The right behaviour – living a transformed life : vs 9-21

 

So a yellow Christian, one who is being transformed by the renewal of his mind, has the energy of the Holy Spirit at work within him. His decisions are determined by the truth which he receives into the centre of his being. It’s as if the truth glows in the middle of him, like the light of a candle in a dark room. And gradually as the light spreads out, it banishes darkness from the different parts of his life. He sees his role change. He begins to learn what God wants him to be and to experience God’s power as he submits to God’s will.

 

But then something else happens. Not just his thinking but also his feelings change. He begins to behave in a different way, a way that makes him look increasingly different from the grey Christians and those who have not found Christ at all. And this is what Paul describes in the last section of the chapter, verses 9 to 21. A yellow Christian doesn’t just have a different role. He behaves in a different way. Yellow Christians find that they are able to love one another and honour one another. They don’t give up, for the energy which keeps them going lives inside them. They find that they are able to be joyful, patient, prayerful. They give to the needy and show hospitality to others. They are free from the need to take revenge on those who harm them. They find they are pleased when things go right for others, and that they really care when they don’t.

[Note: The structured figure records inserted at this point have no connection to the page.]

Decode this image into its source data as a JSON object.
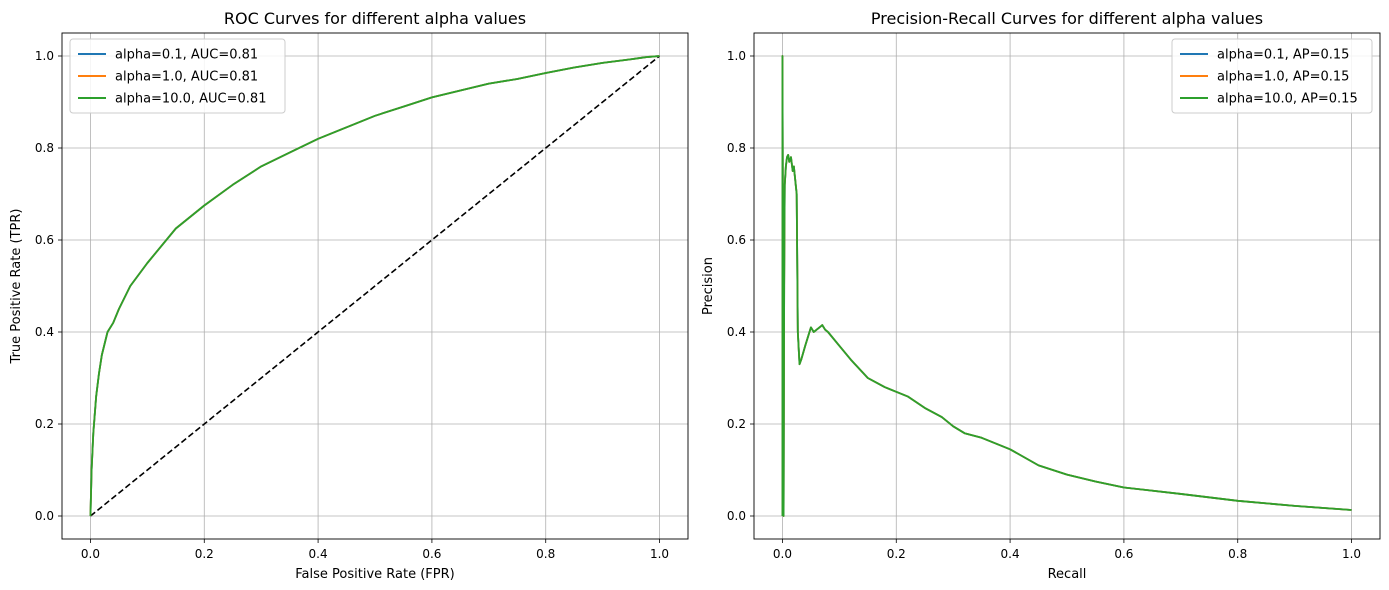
{
  "chart_data": [
    {
      "type": "line",
      "title": "ROC Curves for different alpha values",
      "xlabel": "False Positive Rate (FPR)",
      "ylabel": "True Positive Rate (TPR)",
      "xlim": [
        -0.05,
        1.05
      ],
      "ylim": [
        -0.05,
        1.05
      ],
      "xticks": [
        "0.0",
        "0.2",
        "0.4",
        "0.6",
        "0.8",
        "1.0"
      ],
      "yticks": [
        "0.0",
        "0.2",
        "0.4",
        "0.6",
        "0.8",
        "1.0"
      ],
      "grid": true,
      "legend_position": "top-left",
      "series": [
        {
          "name": "alpha=0.1, AUC=0.81",
          "color": "#1f77b4",
          "x": [
            0,
            0.002,
            0.005,
            0.01,
            0.015,
            0.02,
            0.03,
            0.04,
            0.05,
            0.07,
            0.1,
            0.15,
            0.2,
            0.25,
            0.3,
            0.35,
            0.4,
            0.45,
            0.5,
            0.55,
            0.6,
            0.65,
            0.7,
            0.75,
            0.8,
            0.85,
            0.9,
            0.95,
            0.98,
            1.0
          ],
          "y": [
            0,
            0.1,
            0.18,
            0.26,
            0.31,
            0.35,
            0.4,
            0.42,
            0.45,
            0.5,
            0.55,
            0.625,
            0.675,
            0.72,
            0.76,
            0.79,
            0.82,
            0.845,
            0.87,
            0.89,
            0.91,
            0.925,
            0.94,
            0.95,
            0.963,
            0.975,
            0.985,
            0.993,
            0.998,
            1.0
          ]
        },
        {
          "name": "alpha=1.0, AUC=0.81",
          "color": "#ff7f0e",
          "x": [
            0,
            0.002,
            0.005,
            0.01,
            0.015,
            0.02,
            0.03,
            0.04,
            0.05,
            0.07,
            0.1,
            0.15,
            0.2,
            0.25,
            0.3,
            0.35,
            0.4,
            0.45,
            0.5,
            0.55,
            0.6,
            0.65,
            0.7,
            0.75,
            0.8,
            0.85,
            0.9,
            0.95,
            0.98,
            1.0
          ],
          "y": [
            0,
            0.1,
            0.18,
            0.26,
            0.31,
            0.35,
            0.4,
            0.42,
            0.45,
            0.5,
            0.55,
            0.625,
            0.675,
            0.72,
            0.76,
            0.79,
            0.82,
            0.845,
            0.87,
            0.89,
            0.91,
            0.925,
            0.94,
            0.95,
            0.963,
            0.975,
            0.985,
            0.993,
            0.998,
            1.0
          ]
        },
        {
          "name": "alpha=10.0, AUC=0.81",
          "color": "#2ca02c",
          "x": [
            0,
            0.002,
            0.005,
            0.01,
            0.015,
            0.02,
            0.03,
            0.04,
            0.05,
            0.07,
            0.1,
            0.15,
            0.2,
            0.25,
            0.3,
            0.35,
            0.4,
            0.45,
            0.5,
            0.55,
            0.6,
            0.65,
            0.7,
            0.75,
            0.8,
            0.85,
            0.9,
            0.95,
            0.98,
            1.0
          ],
          "y": [
            0,
            0.1,
            0.18,
            0.26,
            0.31,
            0.35,
            0.4,
            0.42,
            0.45,
            0.5,
            0.55,
            0.625,
            0.675,
            0.72,
            0.76,
            0.79,
            0.82,
            0.845,
            0.87,
            0.89,
            0.91,
            0.925,
            0.94,
            0.95,
            0.963,
            0.975,
            0.985,
            0.993,
            0.998,
            1.0
          ]
        }
      ],
      "reference_line": {
        "x": [
          0,
          1
        ],
        "y": [
          0,
          1
        ],
        "color": "#000000",
        "style": "dashed"
      }
    },
    {
      "type": "line",
      "title": "Precision-Recall Curves for different alpha values",
      "xlabel": "Recall",
      "ylabel": "Precision",
      "xlim": [
        -0.05,
        1.05
      ],
      "ylim": [
        -0.05,
        1.05
      ],
      "xticks": [
        "0.0",
        "0.2",
        "0.4",
        "0.6",
        "0.8",
        "1.0"
      ],
      "yticks": [
        "0.0",
        "0.2",
        "0.4",
        "0.6",
        "0.8",
        "1.0"
      ],
      "grid": true,
      "legend_position": "top-right",
      "series": [
        {
          "name": "alpha=0.1, AP=0.15",
          "color": "#1f77b4",
          "x": [
            0,
            0,
            0.001,
            0.002,
            0.003,
            0.004,
            0.006,
            0.008,
            0.01,
            0.012,
            0.015,
            0.018,
            0.02,
            0.025,
            0.027,
            0.03,
            0.033,
            0.04,
            0.05,
            0.055,
            0.06,
            0.065,
            0.07,
            0.075,
            0.08,
            0.1,
            0.12,
            0.15,
            0.18,
            0.2,
            0.22,
            0.25,
            0.28,
            0.3,
            0.32,
            0.35,
            0.4,
            0.45,
            0.5,
            0.55,
            0.6,
            0.7,
            0.8,
            0.9,
            1.0
          ],
          "y": [
            0,
            1.0,
            0.55,
            0.0,
            0.5,
            0.72,
            0.76,
            0.78,
            0.785,
            0.77,
            0.78,
            0.75,
            0.76,
            0.7,
            0.4,
            0.33,
            0.34,
            0.37,
            0.41,
            0.4,
            0.405,
            0.41,
            0.415,
            0.405,
            0.4,
            0.37,
            0.34,
            0.3,
            0.28,
            0.27,
            0.26,
            0.235,
            0.215,
            0.195,
            0.18,
            0.17,
            0.145,
            0.11,
            0.09,
            0.075,
            0.062,
            0.048,
            0.033,
            0.022,
            0.013
          ]
        },
        {
          "name": "alpha=1.0, AP=0.15",
          "color": "#ff7f0e",
          "x": [
            0,
            0,
            0.001,
            0.002,
            0.003,
            0.004,
            0.006,
            0.008,
            0.01,
            0.012,
            0.015,
            0.018,
            0.02,
            0.025,
            0.027,
            0.03,
            0.033,
            0.04,
            0.05,
            0.055,
            0.06,
            0.065,
            0.07,
            0.075,
            0.08,
            0.1,
            0.12,
            0.15,
            0.18,
            0.2,
            0.22,
            0.25,
            0.28,
            0.3,
            0.32,
            0.35,
            0.4,
            0.45,
            0.5,
            0.55,
            0.6,
            0.7,
            0.8,
            0.9,
            1.0
          ],
          "y": [
            0,
            1.0,
            0.55,
            0.0,
            0.5,
            0.72,
            0.76,
            0.78,
            0.785,
            0.77,
            0.78,
            0.75,
            0.76,
            0.7,
            0.4,
            0.33,
            0.34,
            0.37,
            0.41,
            0.4,
            0.405,
            0.41,
            0.415,
            0.405,
            0.4,
            0.37,
            0.34,
            0.3,
            0.28,
            0.27,
            0.26,
            0.235,
            0.215,
            0.195,
            0.18,
            0.17,
            0.145,
            0.11,
            0.09,
            0.075,
            0.062,
            0.048,
            0.033,
            0.022,
            0.013
          ]
        },
        {
          "name": "alpha=10.0, AP=0.15",
          "color": "#2ca02c",
          "x": [
            0,
            0,
            0.001,
            0.002,
            0.003,
            0.004,
            0.006,
            0.008,
            0.01,
            0.012,
            0.015,
            0.018,
            0.02,
            0.025,
            0.027,
            0.03,
            0.033,
            0.04,
            0.05,
            0.055,
            0.06,
            0.065,
            0.07,
            0.075,
            0.08,
            0.1,
            0.12,
            0.15,
            0.18,
            0.2,
            0.22,
            0.25,
            0.28,
            0.3,
            0.32,
            0.35,
            0.4,
            0.45,
            0.5,
            0.55,
            0.6,
            0.7,
            0.8,
            0.9,
            1.0
          ],
          "y": [
            0,
            1.0,
            0.55,
            0.0,
            0.5,
            0.72,
            0.76,
            0.78,
            0.785,
            0.77,
            0.78,
            0.75,
            0.76,
            0.7,
            0.4,
            0.33,
            0.34,
            0.37,
            0.41,
            0.4,
            0.405,
            0.41,
            0.415,
            0.405,
            0.4,
            0.37,
            0.34,
            0.3,
            0.28,
            0.27,
            0.26,
            0.235,
            0.215,
            0.195,
            0.18,
            0.17,
            0.145,
            0.11,
            0.09,
            0.075,
            0.062,
            0.048,
            0.033,
            0.022,
            0.013
          ]
        }
      ]
    }
  ]
}
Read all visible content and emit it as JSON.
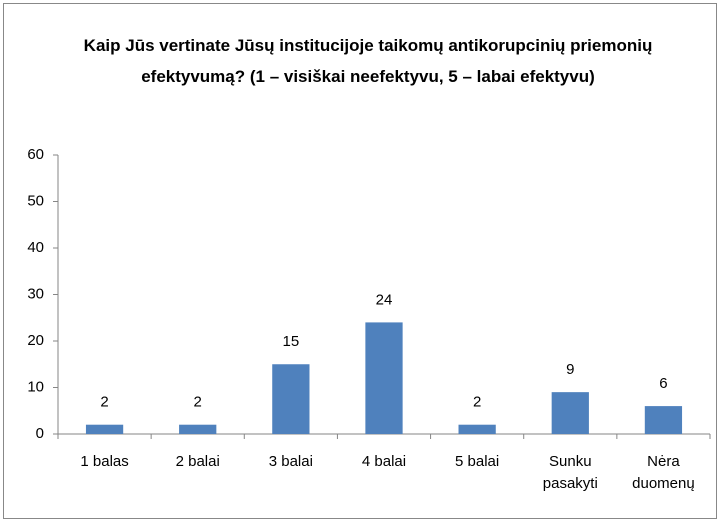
{
  "chart_data": {
    "type": "bar",
    "title": "Kaip Jūs vertinate Jūsų institucijoje taikomų antikorupcinių priemonių efektyvumą? (1 – visiškai neefektyvu, 5 – labai efektyvu)",
    "categories": [
      "1 balas",
      "2 balai",
      "3 balai",
      "4 balai",
      "5 balai",
      "Sunku pasakyti",
      "Nėra duomenų"
    ],
    "values": [
      2,
      2,
      15,
      24,
      2,
      9,
      6
    ],
    "color": "#4f81bd",
    "ylim": [
      0,
      60
    ],
    "yticks": [
      0,
      10,
      20,
      30,
      40,
      50,
      60
    ],
    "grid": false
  }
}
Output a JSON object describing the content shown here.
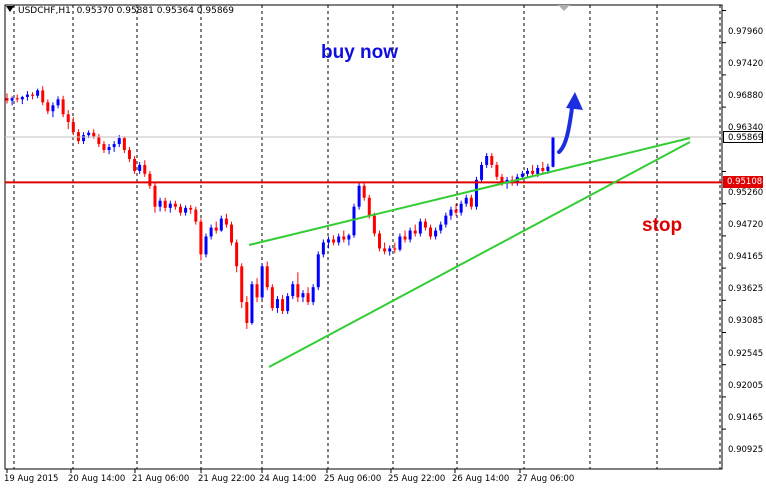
{
  "header": {
    "symbol": "USDCHF,H1",
    "ohlc": "0.95370 0.95881 0.95364 0.95869"
  },
  "price_axis": {
    "labels": [
      "0.97960",
      "0.97420",
      "0.96880",
      "0.96340",
      "0.95260",
      "0.94720",
      "0.94165",
      "0.93625",
      "0.93085",
      "0.92545",
      "0.92005",
      "0.91465",
      "0.90925"
    ]
  },
  "current_price": "0.95869",
  "stop_price": "0.95108",
  "time_axis": {
    "labels": [
      "19 Aug 2015",
      "20 Aug 14:00",
      "21 Aug 06:00",
      "21 Aug 22:00",
      "24 Aug 14:00",
      "25 Aug 06:00",
      "25 Aug 22:00",
      "26 Aug 14:00",
      "27 Aug 06:00"
    ]
  },
  "annotations": {
    "buy_text": "buy now",
    "stop_text": "stop"
  },
  "colors": {
    "bull": "#0000ff",
    "bear": "#ff0000",
    "wedge": "#32cd32",
    "stop_line": "#e00000",
    "buy_text": "#1010dd",
    "stop_text": "#dd0000",
    "grid": "#000000",
    "current_tag_bg": "#ffffff",
    "stop_tag_bg": "#e00000"
  },
  "chart_data": {
    "type": "candlestick",
    "symbol": "USDCHF",
    "timeframe": "H1",
    "ylim": [
      0.9065,
      0.9815
    ],
    "pattern": "rising wedge",
    "stop_level": 0.95108,
    "last_close": 0.95869,
    "candles": [
      [
        0.9652,
        0.966,
        0.9643,
        0.9648
      ],
      [
        0.9648,
        0.9655,
        0.964,
        0.9652
      ],
      [
        0.9652,
        0.9658,
        0.9645,
        0.965
      ],
      [
        0.965,
        0.9656,
        0.9642,
        0.9654
      ],
      [
        0.9654,
        0.9664,
        0.9648,
        0.9658
      ],
      [
        0.9658,
        0.9662,
        0.965,
        0.9656
      ],
      [
        0.9656,
        0.9668,
        0.9652,
        0.9665
      ],
      [
        0.9665,
        0.9672,
        0.964,
        0.9645
      ],
      [
        0.9645,
        0.965,
        0.9625,
        0.963
      ],
      [
        0.963,
        0.9645,
        0.962,
        0.964
      ],
      [
        0.964,
        0.9655,
        0.9635,
        0.965
      ],
      [
        0.965,
        0.9656,
        0.962,
        0.9625
      ],
      [
        0.9625,
        0.9632,
        0.96,
        0.9612
      ],
      [
        0.9612,
        0.962,
        0.959,
        0.9595
      ],
      [
        0.9595,
        0.96,
        0.9575,
        0.958
      ],
      [
        0.958,
        0.9595,
        0.9575,
        0.959
      ],
      [
        0.959,
        0.9598,
        0.9585,
        0.9594
      ],
      [
        0.9594,
        0.96,
        0.9584,
        0.9588
      ],
      [
        0.9588,
        0.9592,
        0.957,
        0.9575
      ],
      [
        0.9575,
        0.958,
        0.956,
        0.9565
      ],
      [
        0.9565,
        0.9575,
        0.9558,
        0.957
      ],
      [
        0.957,
        0.958,
        0.9562,
        0.9575
      ],
      [
        0.9575,
        0.959,
        0.957,
        0.9585
      ],
      [
        0.9585,
        0.9588,
        0.956,
        0.9565
      ],
      [
        0.9565,
        0.957,
        0.9545,
        0.955
      ],
      [
        0.955,
        0.9555,
        0.9525,
        0.953
      ],
      [
        0.953,
        0.9545,
        0.9525,
        0.954
      ],
      [
        0.954,
        0.9548,
        0.952,
        0.9525
      ],
      [
        0.9525,
        0.953,
        0.95,
        0.9505
      ],
      [
        0.9505,
        0.951,
        0.946,
        0.947
      ],
      [
        0.947,
        0.9485,
        0.9462,
        0.948
      ],
      [
        0.948,
        0.9485,
        0.9462,
        0.9468
      ],
      [
        0.9468,
        0.948,
        0.946,
        0.9475
      ],
      [
        0.9475,
        0.948,
        0.9465,
        0.947
      ],
      [
        0.947,
        0.9475,
        0.9455,
        0.946
      ],
      [
        0.946,
        0.9472,
        0.9455,
        0.9468
      ],
      [
        0.9468,
        0.9473,
        0.9458,
        0.9465
      ],
      [
        0.9465,
        0.947,
        0.944,
        0.9445
      ],
      [
        0.9445,
        0.945,
        0.938,
        0.939
      ],
      [
        0.939,
        0.9425,
        0.9385,
        0.942
      ],
      [
        0.942,
        0.944,
        0.9415,
        0.9435
      ],
      [
        0.9435,
        0.9445,
        0.9425,
        0.943
      ],
      [
        0.943,
        0.9455,
        0.9428,
        0.945
      ],
      [
        0.945,
        0.9458,
        0.9435,
        0.944
      ],
      [
        0.944,
        0.9445,
        0.9405,
        0.941
      ],
      [
        0.941,
        0.9415,
        0.936,
        0.937
      ],
      [
        0.937,
        0.9375,
        0.93,
        0.931
      ],
      [
        0.931,
        0.932,
        0.9265,
        0.9275
      ],
      [
        0.9275,
        0.9345,
        0.9272,
        0.934
      ],
      [
        0.934,
        0.935,
        0.931,
        0.9318
      ],
      [
        0.9318,
        0.9375,
        0.9315,
        0.937
      ],
      [
        0.937,
        0.9378,
        0.933,
        0.9335
      ],
      [
        0.9335,
        0.934,
        0.9295,
        0.93
      ],
      [
        0.93,
        0.932,
        0.9292,
        0.9315
      ],
      [
        0.9315,
        0.9322,
        0.929,
        0.9295
      ],
      [
        0.9295,
        0.9325,
        0.929,
        0.932
      ],
      [
        0.932,
        0.9345,
        0.9315,
        0.934
      ],
      [
        0.934,
        0.936,
        0.931,
        0.9318
      ],
      [
        0.9318,
        0.933,
        0.931,
        0.9325
      ],
      [
        0.9325,
        0.9335,
        0.9305,
        0.931
      ],
      [
        0.931,
        0.934,
        0.9305,
        0.9335
      ],
      [
        0.9335,
        0.9395,
        0.933,
        0.939
      ],
      [
        0.939,
        0.9415,
        0.9385,
        0.941
      ],
      [
        0.941,
        0.942,
        0.94,
        0.9415
      ],
      [
        0.9415,
        0.9422,
        0.9405,
        0.941
      ],
      [
        0.941,
        0.9425,
        0.9405,
        0.942
      ],
      [
        0.942,
        0.943,
        0.941,
        0.9415
      ],
      [
        0.9415,
        0.9425,
        0.9405,
        0.9422
      ],
      [
        0.9422,
        0.9475,
        0.9418,
        0.947
      ],
      [
        0.947,
        0.951,
        0.9465,
        0.9505
      ],
      [
        0.9505,
        0.951,
        0.948,
        0.9485
      ],
      [
        0.9485,
        0.949,
        0.945,
        0.9455
      ],
      [
        0.9455,
        0.946,
        0.942,
        0.9425
      ],
      [
        0.9425,
        0.943,
        0.9395,
        0.94
      ],
      [
        0.94,
        0.941,
        0.939,
        0.9395
      ],
      [
        0.9395,
        0.9405,
        0.9388,
        0.94
      ],
      [
        0.94,
        0.941,
        0.9392,
        0.9398
      ],
      [
        0.9398,
        0.9425,
        0.9395,
        0.942
      ],
      [
        0.942,
        0.943,
        0.941,
        0.9415
      ],
      [
        0.9415,
        0.9435,
        0.941,
        0.943
      ],
      [
        0.943,
        0.944,
        0.942,
        0.9425
      ],
      [
        0.9425,
        0.945,
        0.942,
        0.9445
      ],
      [
        0.9445,
        0.945,
        0.943,
        0.9435
      ],
      [
        0.9435,
        0.944,
        0.9415,
        0.942
      ],
      [
        0.942,
        0.9435,
        0.9415,
        0.943
      ],
      [
        0.943,
        0.9445,
        0.9425,
        0.944
      ],
      [
        0.944,
        0.946,
        0.9435,
        0.9455
      ],
      [
        0.9455,
        0.947,
        0.9448,
        0.9465
      ],
      [
        0.9465,
        0.9475,
        0.9455,
        0.946
      ],
      [
        0.946,
        0.948,
        0.9455,
        0.9475
      ],
      [
        0.9475,
        0.949,
        0.947,
        0.9485
      ],
      [
        0.9485,
        0.949,
        0.9465,
        0.947
      ],
      [
        0.947,
        0.952,
        0.9465,
        0.9515
      ],
      [
        0.9515,
        0.9545,
        0.951,
        0.954
      ],
      [
        0.954,
        0.956,
        0.9535,
        0.9555
      ],
      [
        0.9555,
        0.956,
        0.9535,
        0.954
      ],
      [
        0.954,
        0.9545,
        0.9515,
        0.952
      ],
      [
        0.952,
        0.9525,
        0.9505,
        0.951
      ],
      [
        0.951,
        0.952,
        0.95,
        0.9515
      ],
      [
        0.9515,
        0.9522,
        0.9505,
        0.951
      ],
      [
        0.951,
        0.9525,
        0.9505,
        0.952
      ],
      [
        0.952,
        0.953,
        0.9515,
        0.9525
      ],
      [
        0.9525,
        0.9535,
        0.952,
        0.953
      ],
      [
        0.953,
        0.954,
        0.952,
        0.9525
      ],
      [
        0.9525,
        0.954,
        0.952,
        0.9535
      ],
      [
        0.9535,
        0.9545,
        0.9525,
        0.953
      ],
      [
        0.953,
        0.9542,
        0.9525,
        0.9537
      ],
      [
        0.9537,
        0.9588,
        0.9536,
        0.9587
      ]
    ]
  }
}
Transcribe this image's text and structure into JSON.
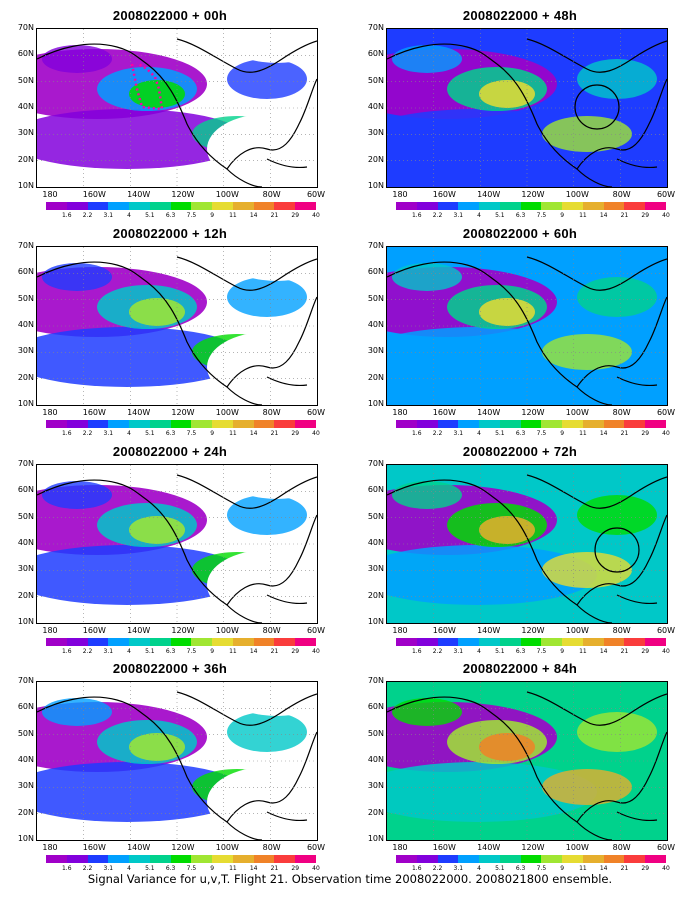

They are able to live in harmony together. They mix happily with the poor and the disadvantaged. They feel no compulsion to show off. They try and do good to everyone.

 

How do we do these things? Well, we know from chapters 7 and 8 that it isn’t by trying harder. We aren’t meant to grit our teeth and suppress our anger. We aren’t meant to smile at all times irrespective of how we are feeling. We aren’t meant to behave patiently while feeling irritable. The word for all that isn’t Christianity, it’s hypocrisy. We aren’t meant to be whitewashed tombs, as Jesus called the Pharisees, carefully making sure we look OK on the outside but a mess of death and disease on the inside. We are meant to do it by acknowledging our weakness, realising that we are subject to the power of sin and death, and persisting in the task of allowing the Holy Spirit to transform us by the renewal of our minds.

 

So let me end with a reminder. Be a yellow Christian. Be transformed by the renewal of your mind. This is how:

 

*       Meditate on the Word

*       Pray in the power of the Holy Spirit

*       Act in obedience to the Father

 

 

 

 

 

 

 

And if you are a member of Generation X, read the Jesus 1.0 software installation notes which you will find on the back of the meditation sheet.